Productive Wilderness Life Series (Part 6) – Integrating the Fa
ther’s Love
Sonship Identity Versus Slave Mentalities
Dependence or dominance is about control, legalism. It is Basic Trust versus Self-protection. As basic trust increases, your capacity for initiative and freedom from powerlessness lies increases.
Another way of understanding Basic Trust is the concept of Internal Locus of Control. Internal control is a way to measure a person’s sonship identity versus slave mentalities.
Internal and External Locus of Control
Psychologists have an interesting way to explain a slave mentality versus trusting in love – it’s Internal versus External Locus of Control. It has to do with a person’s’ view of where the control over things in their life resides.
Internal control is the ability to trust and to act in faith, even when there are no guarantees. It comes from the values we have internalized of God loving us and being with us. By knowing this, we can take action in life.
Like in childhood development, if the child is given some autonomy he learns to make decisions and face the corresponding consequences. Then, as he matures he becomes more self-directing with internal control – he takes personal responsibility.
External control is those things we look to from other people, their commands, beliefs, and wishes. We tend to view these as unchangeables, things we are powerless over.
A victim mentality is a form of external control – my life is controlled by others who are seen as the ones who “matter” and hold all the power. So why try? We think: “No matter how hard I study the teacher is just against me.” Or, “The boss just doesn’t like me.”

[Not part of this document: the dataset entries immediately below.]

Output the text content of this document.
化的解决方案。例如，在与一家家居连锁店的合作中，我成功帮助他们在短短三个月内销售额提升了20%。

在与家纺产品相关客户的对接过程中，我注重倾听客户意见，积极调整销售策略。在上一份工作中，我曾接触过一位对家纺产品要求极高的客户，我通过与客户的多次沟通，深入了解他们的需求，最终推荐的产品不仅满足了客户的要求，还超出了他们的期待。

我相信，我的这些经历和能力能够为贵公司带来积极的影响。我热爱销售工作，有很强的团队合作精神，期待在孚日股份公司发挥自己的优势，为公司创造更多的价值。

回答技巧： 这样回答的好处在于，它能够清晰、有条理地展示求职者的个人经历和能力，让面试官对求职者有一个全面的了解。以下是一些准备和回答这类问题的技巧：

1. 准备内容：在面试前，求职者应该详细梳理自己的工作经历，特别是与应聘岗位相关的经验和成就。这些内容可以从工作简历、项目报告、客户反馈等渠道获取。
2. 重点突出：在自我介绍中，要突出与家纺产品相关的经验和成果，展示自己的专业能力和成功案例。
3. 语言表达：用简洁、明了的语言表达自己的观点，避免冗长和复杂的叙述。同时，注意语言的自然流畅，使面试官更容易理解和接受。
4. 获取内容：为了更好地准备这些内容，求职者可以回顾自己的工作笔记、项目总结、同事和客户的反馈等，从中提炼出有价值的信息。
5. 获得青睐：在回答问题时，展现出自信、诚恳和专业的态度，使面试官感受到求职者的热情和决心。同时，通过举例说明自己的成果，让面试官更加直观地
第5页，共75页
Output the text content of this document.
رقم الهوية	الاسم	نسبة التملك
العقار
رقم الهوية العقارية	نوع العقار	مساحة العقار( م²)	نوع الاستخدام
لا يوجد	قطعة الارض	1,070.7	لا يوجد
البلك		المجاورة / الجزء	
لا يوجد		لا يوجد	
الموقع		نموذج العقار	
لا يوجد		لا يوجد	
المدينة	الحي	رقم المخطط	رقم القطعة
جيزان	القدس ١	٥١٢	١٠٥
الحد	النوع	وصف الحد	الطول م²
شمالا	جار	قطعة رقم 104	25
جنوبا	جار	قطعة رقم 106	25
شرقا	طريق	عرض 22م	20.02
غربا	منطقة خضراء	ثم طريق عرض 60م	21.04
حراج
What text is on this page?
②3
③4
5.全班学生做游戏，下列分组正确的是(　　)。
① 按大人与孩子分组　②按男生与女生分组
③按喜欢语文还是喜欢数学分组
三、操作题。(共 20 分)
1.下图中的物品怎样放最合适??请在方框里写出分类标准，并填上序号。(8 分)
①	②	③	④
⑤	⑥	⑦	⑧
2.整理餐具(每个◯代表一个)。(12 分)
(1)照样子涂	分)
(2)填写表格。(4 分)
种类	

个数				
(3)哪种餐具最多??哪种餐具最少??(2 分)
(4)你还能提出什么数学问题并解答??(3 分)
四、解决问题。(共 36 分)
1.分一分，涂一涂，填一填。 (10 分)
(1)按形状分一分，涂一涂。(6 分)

A prime example is how poverty-stricken areas focus on the lack of governmental help. This mentality is looking for an “outside” source to help them, some sort of intervention rather than looking internally as to what could be their own resources or ideas.
This is fostered in abusive homes where the child grows up with feelings of helplessness.
A person who has “never grown up” always places blame and responsibility on others. If you speak to many inmates who are incarcerated, they say they are innocent, it is not their fault they’re in jail.
Such a person takes little or no initiative and is tossed by every wind of other people who are seen as the ones who really matter.
Facing our wilderness life issues will help clarify the differences of internal and external controls that all of us have at some level. Any expression of powerlessness whether it’s your spouse who is “impossible” to talk to or your boss who will “never let you get ahead” or your pastor who “never promotes you” is outward locus of control.
Gal 6:3-5 for if anyone thinks himself to be something, when he is nothing, he deceives himself. But let each one examine his own work, and then he will have rejoicing in himself alone, and not in another. For each one shall bear his own load.
We have covered legalism in two posts now. It is a hugely important topic and so often hugely misunderstood. Galatians 4 talks about little children (immature believers) being under tutors and governors, “no different than a slave”, until they receive “adoption to sonship”, our sonship identity. Then our hearts “call out Abba Father”, we live by love rather than law. Father’s love is being integrated. This is an experience, not just head knowledge. There is no other path into Christian maturity nor the overcoming life without this experience.
So everyone battles legalism at some level, especially when we find ourselves in the wilderness. We all have external “religious” patterns that we follow, what we feel displays a Christian, what we think will protect us, etc., but these externals get stripped away as we interact with “difficult people” and come through the wilderness into deeper sonship identity.